Two vessels are labeled A and B. Vessel A contains NH3 gas at 70°C, and vessel B contains Ne gas at the same temperature. If the average kinetic energy of NH3 is 7.1 10-21 J/molecule, calculate the mean-square speed of Ne atoms in m2/s2.
1/2 mass*v^2=AvgKE
meansqarespeed=2*avgKE/mass
If they are at the same temp, they have the same avgKE.
To calculate the mean-square speed of Ne atoms in m^2/s^2, we can use the following formula:
v^2 = (3 * k * T) / m
Where:
- v^2 represents the mean-square speed
- k is the Boltzmann constant (1.38 * 10^-23 J/K)

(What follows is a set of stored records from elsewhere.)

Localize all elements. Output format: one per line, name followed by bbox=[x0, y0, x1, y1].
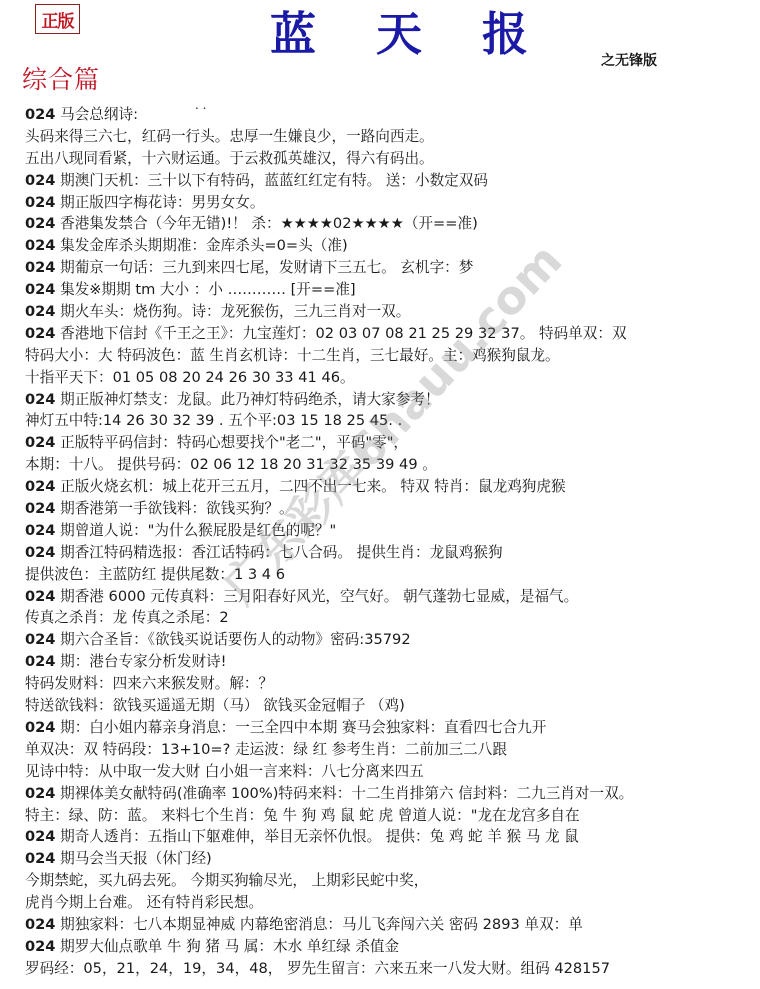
issue-number: 024 bbox=[25, 850, 55, 867]
line-text: 期火车头：烧伤狗。诗：龙死猴伤，三九三肖对一双。 bbox=[55, 303, 410, 320]
line-text: 集发金库杀头期期准：金库杀头=0=头（准) bbox=[55, 237, 347, 254]
content-line: 024 期香港 6000 元传真料：三月阳春好风光，空气好。 朝气蓬勃七显威，是… bbox=[25, 586, 755, 608]
content-line: 024 集发金库杀头期期准：金库杀头=0=头（准) bbox=[25, 235, 755, 257]
content-line: 虎肖今期上台难。 还有特肖彩民想。 bbox=[25, 892, 755, 914]
line-text: 特送欲钱料：欲钱买遥遥无期（马） 欲钱买金冠帽子 （鸡) bbox=[25, 697, 405, 714]
issue-number: 024 bbox=[25, 434, 55, 451]
line-text: 期香江特码精选报：香江话特码：七八合码。 提供生肖：龙鼠鸡猴狗 bbox=[55, 544, 502, 561]
line-text: 期裸体美女献特码(准确率 100%)特码来料：十二生肖排第六 信封料：二九三肖对… bbox=[55, 785, 633, 802]
content-line: 024 期火车头：烧伤狗。诗：龙死猴伤，三九三肖对一双。 bbox=[25, 301, 755, 323]
issue-number: 024 bbox=[25, 500, 55, 517]
line-text: 传真之杀肖：龙 传真之杀尾：2 bbox=[25, 609, 229, 626]
line-text: 十指平天下：01 05 08 20 24 26 30 33 41 46。 bbox=[25, 369, 355, 386]
content-line: 见诗中特：从中取一发大财 白小姐一言来料：八七分离来四五 bbox=[25, 761, 755, 783]
line-text: 香港地下信封《千王之王》：九宝莲灯：02 03 07 08 21 25 29 3… bbox=[55, 325, 626, 342]
content-line: 024 正版火烧玄机：城上花开三五月，二四不出一七来。 特双 特肖：鼠龙鸡狗虎猴 bbox=[25, 476, 755, 498]
content-line: 024 期：港台专家分析发财诗! bbox=[25, 651, 755, 673]
line-text: 五出八现同看紧，十六财运通。于云救孤英雄汉，得六有码出。 bbox=[25, 150, 434, 167]
line-text: 期：白小姐内幕亲身消息：一三全四中本期 赛马会独家料：直看四七合九开 bbox=[55, 719, 546, 736]
content-line: 024 期马会当天报（休门经) bbox=[25, 848, 755, 870]
line-text: 期：港台专家分析发财诗! bbox=[55, 653, 226, 670]
page-title: 蓝 天 报 bbox=[270, 0, 550, 64]
content-line: 024 期曾道人说："为什么猴屁股是红色的呢？" bbox=[25, 520, 755, 542]
line-text: 期马会当天报（休门经) bbox=[55, 850, 211, 867]
line-text: 正版特平码信封：特码心想要找个"老二"，平码"零"， bbox=[55, 434, 408, 451]
issue-number: 024 bbox=[25, 653, 55, 670]
line-text: 香港集发禁合（今年无错)!！ 杀：★★★★02★★★★（开==准) bbox=[55, 215, 477, 232]
content-line: 024 正版特平码信封：特码心想要找个"老二"，平码"零"， bbox=[25, 432, 755, 454]
line-text: 期葡京一句话：三九到来四七尾，发财请下三五七。 玄机字：梦 bbox=[55, 259, 473, 276]
content-line: 024 期香港第一手欲钱料：欲钱买狗？。 bbox=[25, 498, 755, 520]
content-line: 024 期裸体美女献特码(准确率 100%)特码来料：十二生肖排第六 信封料：二… bbox=[25, 783, 755, 805]
line-text: 马会总纲诗: bbox=[55, 106, 138, 123]
line-text: 期奇人透肖：五指山下躯难伸，举目无亲怀仇恨。 提供：兔 鸡 蛇 羊 猴 马 龙 … bbox=[55, 828, 578, 845]
line-text: 正版火烧玄机：城上花开三五月，二四不出一七来。 特双 特肖：鼠龙鸡狗虎猴 bbox=[55, 478, 565, 495]
line-text: 特码大小：大 特码波色：蓝 生肖玄机诗：十二生肖，三七最好。主：鸡猴狗鼠龙。 bbox=[25, 347, 560, 364]
content-line: 特主：绿、防：蓝。 来料七个生肖：兔 牛 狗 鸡 鼠 蛇 虎 曾道人说："龙在龙… bbox=[25, 805, 755, 827]
content-line: 十指平天下：01 05 08 20 24 26 30 33 41 46。 bbox=[25, 367, 755, 389]
issue-number: 024 bbox=[25, 828, 55, 845]
line-text: 期香港第一手欲钱料：欲钱买狗？。 bbox=[55, 500, 293, 517]
issue-number: 024 bbox=[25, 215, 55, 232]
issue-number: 024 bbox=[25, 478, 55, 495]
content-line: 024 马会总纲诗: bbox=[25, 104, 755, 126]
issue-number: 024 bbox=[25, 544, 55, 561]
content-line: 024 期澳门天机：三十以下有特码，蓝蓝红红定有特。 送：小数定双码 bbox=[25, 170, 755, 192]
content-line: 单双决：双 特码段：13+10=? 走运波：绿 红 参考生肖：二前加三二八跟 bbox=[25, 739, 755, 761]
content-line: 罗码经：05，21，24，19，34，48， 罗先生留言：六来五来一八发大财。组… bbox=[25, 958, 755, 980]
line-text: 虎肖今期上台难。 还有特肖彩民想。 bbox=[25, 894, 263, 911]
issue-number: 024 bbox=[25, 391, 55, 408]
line-text: 期曾道人说："为什么猴屁股是红色的呢？" bbox=[55, 522, 336, 539]
issue-number: 024 bbox=[25, 916, 55, 933]
line-text: 集发※期期 tm 大小 ：小 ………… [开==准] bbox=[55, 281, 355, 298]
content-line: 024 期正版四字梅花诗：男男女女。 bbox=[25, 192, 755, 214]
line-text: 期正版神灯禁支：龙鼠。此乃神灯特码绝杀，请大家参考！ bbox=[55, 391, 439, 408]
line-text: 期正版四字梅花诗：男男女女。 bbox=[55, 194, 264, 211]
content-line: 024 期葡京一句话：三九到来四七尾，发财请下三五七。 玄机字：梦 bbox=[25, 257, 755, 279]
issue-number: 024 bbox=[25, 237, 55, 254]
edition-label: 之无锋版 bbox=[601, 50, 657, 70]
line-text: 期澳门天机：三十以下有特码，蓝蓝红红定有特。 送：小数定双码 bbox=[55, 172, 488, 189]
issue-number: 024 bbox=[25, 588, 55, 605]
line-text: 期香港 6000 元传真料：三月阳春好风光，空气好。 朝气蓬勃七显威，是福气。 bbox=[55, 588, 578, 605]
content-line: 传真之杀肖：龙 传真之杀尾：2 bbox=[25, 607, 755, 629]
content-line: 024 集发※期期 tm 大小 ：小 ………… [开==准] bbox=[25, 279, 755, 301]
line-text: 神灯五中特:14 26 30 32 39 . 五个平:03 15 18 25 4… bbox=[25, 412, 402, 429]
content-line: 024 期罗大仙点歌单 牛 狗 猪 马 属：木水 单红绿 杀值金 bbox=[25, 936, 755, 958]
line-text: 特主：绿、防：蓝。 来料七个生肖：兔 牛 狗 鸡 鼠 蛇 虎 曾道人说："龙在龙… bbox=[25, 807, 580, 824]
content-line: 本期：十八。 提供号码：02 06 12 18 20 31 32 35 39 4… bbox=[25, 454, 755, 476]
authentic-edition-badge: 正版 bbox=[35, 4, 80, 34]
issue-number: 024 bbox=[25, 172, 55, 189]
issue-number: 024 bbox=[25, 785, 55, 802]
line-text: 本期：十八。 提供号码：02 06 12 18 20 31 32 35 39 4… bbox=[25, 456, 437, 473]
section-title: 综合篇 bbox=[22, 60, 100, 96]
content-line: 024 香港地下信封《千王之王》：九宝莲灯：02 03 07 08 21 25 … bbox=[25, 323, 755, 345]
issue-number: 024 bbox=[25, 106, 55, 123]
content-line: 024 期奇人透肖：五指山下躯难伸，举目无亲怀仇恨。 提供：兔 鸡 蛇 羊 猴 … bbox=[25, 826, 755, 848]
content-line: 024 期独家料：七八本期显神威 内幕绝密消息：马儿飞奔闯六关 密码 2893 … bbox=[25, 914, 755, 936]
issue-number: 024 bbox=[25, 303, 55, 320]
line-text: 单双决：双 特码段：13+10=? 走运波：绿 红 参考生肖：二前加三二八跟 bbox=[25, 741, 507, 758]
content-line: 特送欲钱料：欲钱买遥遥无期（马） 欲钱买金冠帽子 （鸡) bbox=[25, 695, 755, 717]
content-line: 今期禁蛇，买九码去死。 今期买狗输尽光， 上期彩民蛇中奖， bbox=[25, 870, 755, 892]
issue-number: 024 bbox=[25, 522, 55, 539]
issue-number: 024 bbox=[25, 938, 55, 955]
content-line: 提供波色：主蓝防红 提供尾数：1 3 4 6 bbox=[25, 564, 755, 586]
line-text: 见诗中特：从中取一发大财 白小姐一言来料：八七分离来四五 bbox=[25, 763, 424, 780]
content-line: 特码大小：大 特码波色：蓝 生肖玄机诗：十二生肖，三七最好。主：鸡猴狗鼠龙。 bbox=[25, 345, 755, 367]
line-text: 今期禁蛇，买九码去死。 今期买狗输尽光， 上期彩民蛇中奖， bbox=[25, 872, 428, 889]
issue-number: 024 bbox=[25, 325, 55, 342]
content-line: 头码来得三六七，红码一行头。忠厚一生嫌良少，一路向西走。 bbox=[25, 126, 755, 148]
content-lines: 024 马会总纲诗:头码来得三六七，红码一行头。忠厚一生嫌良少，一路向西走。五出… bbox=[25, 104, 755, 980]
content-line: 特码发财料：四来六来猴发财。解：？ bbox=[25, 673, 755, 695]
line-text: 头码来得三六七，红码一行头。忠厚一生嫌良少，一路向西走。 bbox=[25, 128, 434, 145]
content-line: 024 期正版神灯禁支：龙鼠。此乃神灯特码绝杀，请大家参考！ bbox=[25, 389, 755, 411]
content-line: 五出八现同看紧，十六财运通。于云救孤英雄汉，得六有码出。 bbox=[25, 148, 755, 170]
line-text: 期六合圣旨：《欲钱买说话要伤人的动物》密码:35792 bbox=[55, 631, 410, 648]
issue-number: 024 bbox=[25, 281, 55, 298]
issue-number: 024 bbox=[25, 719, 55, 736]
line-text: 罗码经：05，21，24，19，34，48， 罗先生留言：六来五来一八发大财。组… bbox=[25, 960, 610, 977]
line-text: 特码发财料：四来六来猴发财。解：？ bbox=[25, 675, 273, 692]
issue-number: 024 bbox=[25, 631, 55, 648]
issue-number: 024 bbox=[25, 194, 55, 211]
content-line: 024 期六合圣旨：《欲钱买说话要伤人的动物》密码:35792 bbox=[25, 629, 755, 651]
line-text: 期独家料：七八本期显神威 内幕绝密消息：马儿飞奔闯六关 密码 2893 单双：单 bbox=[55, 916, 582, 933]
line-text: 提供波色：主蓝防红 提供尾数：1 3 4 6 bbox=[25, 566, 285, 583]
content-line: 神灯五中特:14 26 30 32 39 . 五个平:03 15 18 25 4… bbox=[25, 410, 755, 432]
content-line: 024 期香江特码精选报：香江话特码：七八合码。 提供生肖：龙鼠鸡猴狗 bbox=[25, 542, 755, 564]
content-line: 024 香港集发禁合（今年无错)!！ 杀：★★★★02★★★★（开==准) bbox=[25, 213, 755, 235]
issue-number: 024 bbox=[25, 259, 55, 276]
content-line: 024 期：白小姐内幕亲身消息：一三全四中本期 赛马会独家料：直看四七合九开 bbox=[25, 717, 755, 739]
line-text: 期罗大仙点歌单 牛 狗 猪 马 属：木水 单红绿 杀值金 bbox=[55, 938, 399, 955]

- T is the temperature in Kelvin
- m is the molar mass of the gas in kilograms per mole
First, let's convert the given temperature of 70°C to Kelvin:
T = 70 + 273.15 = 343.15 K
Next, we need to determine the molar mass of Ne. The molar mass of any substance can be found on the periodic table. In this case, the molar mass of Ne is about 20.18 g/mol. To convert grams to kilograms, we divide the molar mass by 1000:
m = 20.18 g/mol / 1000 = 0.02018 kg/mol
Now we can plug the values into the formula:
v^2 = (3 * (1.38 * 10^-23 J/K) * (343.15 K)) / 0.02018 kg/mol
Simplifying the equation:
v^2 = 7.09625308 * 10^-19 J/mol
Since we are asked for the mean-square speed in m^2/s^2, we need to convert from J/mol to m^2/s^2. To do this, we need Avogadro's constant, which is 6.022 * 10^23 molecules/mol.
v^2 = (7.09625308 * 10^-19 J/mol) / (6.022 * 10^23 molecules/mol)
v^2 = 1.179 * 10^-42 m^2/s^2
Therefore, the mean-square speed of Ne atoms is approximately 1.179 * 10^-42 m^2/s^2.
To find the mean-square speed of Ne atoms, we can use the equation:
v^2 = (3kB*T)/m
Where:
v = mean-square speed of atoms
kB = Boltzmann constant (1.38 * 10^-23 J/K)
T = temperature in Kelvin (70°C = 70 + 273 = 343 K)
m = mass of an atom (Ne atomic mass = 20.18 g/mol = 20.18 * 10^-3 kg/mol)
First, let's convert the mass of Ne to kg:
m = 20.18 * 10^-3 kg/mol
Now, we can substitute the values in the equation:
v^2 = (3 * 1.38 * 10^-23 J/K * 343 K) / (20.18 * 10^-3 kg/mol)
Simplifying the equation:
v^2 = (3.370 * 10^-20 J) / (20.18 * 10^-3 kg/mol)
v^2 = 1.671 * 10^-18 J/(kg/mol)
Finally, we can convert the units from kg/mol to kg/atom:
v^2 = (1.671 * 10^-18 J/(kg/mol)) * (1 mol / 6.022 * 10^23 atoms/mol)
Simplifying the equation:
v^2 = 2.778 * 10^-42 J/atom
Therefore, the mean-square speed of Ne atoms is approximately 2.778 * 10^-42 m^2/s^2.